Hawkins’  class, called “Cabinet of Curiosities”, consisted of a series of projects that challenged students to look at items they had never seen before, make up stories about their origins, and conduct thorough research to discover the true purpose of the objects.

“I wanted to design an academic course that would allow for emergent interests and yet model a collaborative research ethic,” Hawkins said.

Students walked into a room filled with objects from all three areas of Special Collections: University Archives, the Long Island Studies Institute, and the Rare Books and Manuscripts collection. Their first order of business was to choose an item. Political memorabilia, headpieces, and stock certificates belonging to Kate and William Hofstra were just some of the many objects in the room. But something tiny caught Danielle Tesoriero’s eye. A walnut book.

“One of the other students in my class made up this ridiculous story about how gnomes had made it, and I was like ‘okay, well now I really want to know what this is,’” said the senior psychology major.

The book, tied in a little brown bow and packaged in a small burlap bag, housed an accordion of nut drawings. Tesoriero was determined to find out what exactly she was holding.

Student with curiosity

“Most of the time when I research something, I have a very specific question and Google knows the answer,” she said. “This was a little bit more of a random trip down the rabbit hole.”

She discovered these books were a common souvenir from the early twentieth century. A desire to dig deeper led her to find tourist shops and state fairs were not the only keepers of this curious item. She found a convent in Indiana where nuns put together walnut books in celebration of the institution’s 100th anniversary.

Cabinet of Curiosity

According to Geri Solomon, assistant dean for Special Collections, many natural history museums originated from the concept of a “Wonder Cabinet” – filled with objects belonging to wealthy Europeans who collected items from around the world.

“One way to get people to think outside the box is to intrigue them,” said Solomon. “We wanted the students to want to know more about these curious items. That’s the first step to successfully conduct research.”

The mystery certainly captivated journalism senior Frank Luisi. He had no idea what his object – a photo of a U-shaped piece of rusted metal - was. “That’s why I chose it. I had to find out.”

And he did. With only an image to work with, Luisi scoured documents in Special Collections until he found the answer. The photo was of an iron-age fibula or pin used to fasten garments.

“I was so happy,” said Luisi. “I could finally sleep.”

Hofstra stamp

At the end of the semester, students displayed some of these objects, along with their findings, in their very own “Wunderkammer.” One object a bit too large for the display was something Elizabeth Kammer ’21 first thought was an old-school sewing machine. But her research revealed the object to be an industrial lace winder from Thomas Wilson & Co. – one that had the ability to create over seven thousand different patterns of lace. But Kammer didn’t stop there. The psychology major was determined to find out more.

“You feel free in this class to go out and do your own research,” she said.

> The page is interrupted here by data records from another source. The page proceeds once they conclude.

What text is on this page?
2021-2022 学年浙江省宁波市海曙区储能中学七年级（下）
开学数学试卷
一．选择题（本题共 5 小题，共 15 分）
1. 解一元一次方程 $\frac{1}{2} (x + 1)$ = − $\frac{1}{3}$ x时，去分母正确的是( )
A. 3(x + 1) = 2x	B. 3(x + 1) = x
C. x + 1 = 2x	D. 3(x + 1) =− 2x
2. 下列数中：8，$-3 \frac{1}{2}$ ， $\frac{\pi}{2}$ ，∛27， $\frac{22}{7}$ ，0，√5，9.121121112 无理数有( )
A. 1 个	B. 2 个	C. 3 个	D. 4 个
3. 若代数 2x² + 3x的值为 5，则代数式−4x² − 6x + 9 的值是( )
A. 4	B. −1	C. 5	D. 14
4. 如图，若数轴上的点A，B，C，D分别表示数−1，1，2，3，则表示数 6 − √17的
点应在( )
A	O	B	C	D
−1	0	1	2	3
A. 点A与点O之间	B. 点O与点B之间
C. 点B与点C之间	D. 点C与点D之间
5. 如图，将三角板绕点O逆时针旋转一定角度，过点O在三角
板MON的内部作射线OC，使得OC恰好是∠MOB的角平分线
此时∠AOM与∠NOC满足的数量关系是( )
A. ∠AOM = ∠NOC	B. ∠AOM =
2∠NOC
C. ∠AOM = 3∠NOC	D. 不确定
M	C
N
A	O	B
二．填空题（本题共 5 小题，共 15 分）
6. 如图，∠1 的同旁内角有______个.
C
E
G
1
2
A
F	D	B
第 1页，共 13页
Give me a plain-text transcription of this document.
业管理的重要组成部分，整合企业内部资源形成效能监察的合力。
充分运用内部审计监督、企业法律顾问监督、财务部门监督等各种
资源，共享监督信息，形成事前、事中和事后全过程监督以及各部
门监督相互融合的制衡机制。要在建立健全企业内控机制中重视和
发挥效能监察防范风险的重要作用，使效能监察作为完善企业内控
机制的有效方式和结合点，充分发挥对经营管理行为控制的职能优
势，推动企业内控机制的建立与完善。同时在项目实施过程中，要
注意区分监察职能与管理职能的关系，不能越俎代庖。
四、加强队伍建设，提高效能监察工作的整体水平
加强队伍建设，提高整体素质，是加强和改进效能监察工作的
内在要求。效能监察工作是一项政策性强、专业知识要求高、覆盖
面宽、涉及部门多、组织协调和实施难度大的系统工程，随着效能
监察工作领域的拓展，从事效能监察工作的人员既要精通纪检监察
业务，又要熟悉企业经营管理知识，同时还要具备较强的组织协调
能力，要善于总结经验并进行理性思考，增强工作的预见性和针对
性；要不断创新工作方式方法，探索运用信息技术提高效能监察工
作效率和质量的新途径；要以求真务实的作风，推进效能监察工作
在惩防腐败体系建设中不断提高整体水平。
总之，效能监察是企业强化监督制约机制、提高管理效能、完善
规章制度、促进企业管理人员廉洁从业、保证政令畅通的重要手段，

She found herself on an auctioning site that was selling a piece of very fine-detailed fabric. Lace that was, in fact, wound from a Thomas Wilson & Co. lace winder.

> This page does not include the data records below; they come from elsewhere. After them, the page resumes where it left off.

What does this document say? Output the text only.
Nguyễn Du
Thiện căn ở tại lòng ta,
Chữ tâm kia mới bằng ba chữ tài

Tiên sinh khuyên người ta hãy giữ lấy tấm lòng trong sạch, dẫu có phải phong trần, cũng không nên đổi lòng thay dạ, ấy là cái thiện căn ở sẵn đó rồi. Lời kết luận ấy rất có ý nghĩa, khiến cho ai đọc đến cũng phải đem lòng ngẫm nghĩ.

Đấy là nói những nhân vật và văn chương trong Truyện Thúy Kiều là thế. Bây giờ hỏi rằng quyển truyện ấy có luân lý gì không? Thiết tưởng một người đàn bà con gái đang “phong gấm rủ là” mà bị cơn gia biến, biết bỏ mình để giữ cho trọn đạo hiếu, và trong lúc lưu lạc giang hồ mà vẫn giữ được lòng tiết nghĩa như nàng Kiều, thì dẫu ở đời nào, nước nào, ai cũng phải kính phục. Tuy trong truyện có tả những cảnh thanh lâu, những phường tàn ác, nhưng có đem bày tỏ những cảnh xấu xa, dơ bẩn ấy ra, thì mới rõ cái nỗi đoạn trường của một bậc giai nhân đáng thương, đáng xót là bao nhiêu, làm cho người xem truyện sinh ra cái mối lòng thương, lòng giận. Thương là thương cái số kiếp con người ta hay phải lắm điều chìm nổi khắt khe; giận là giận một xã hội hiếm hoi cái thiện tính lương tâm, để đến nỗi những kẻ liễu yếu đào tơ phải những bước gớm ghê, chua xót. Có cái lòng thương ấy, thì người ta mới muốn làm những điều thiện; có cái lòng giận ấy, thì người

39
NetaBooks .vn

“’Cabinet of Curiosities’ both refers to an object of intrigue (the curio) and the sense of intrigue itself,” Hawkins said. “But as we have discovered in class, the very act of asking questions can induce a curiosity about the overlooked and taken for granted.”

Students in this class have a newfound curiosity for just about everything. And they will surely never underestimate seemingly random objects again.

“There’s a story to everything,” said Tesoriero. “You can dive deep into just about anything.”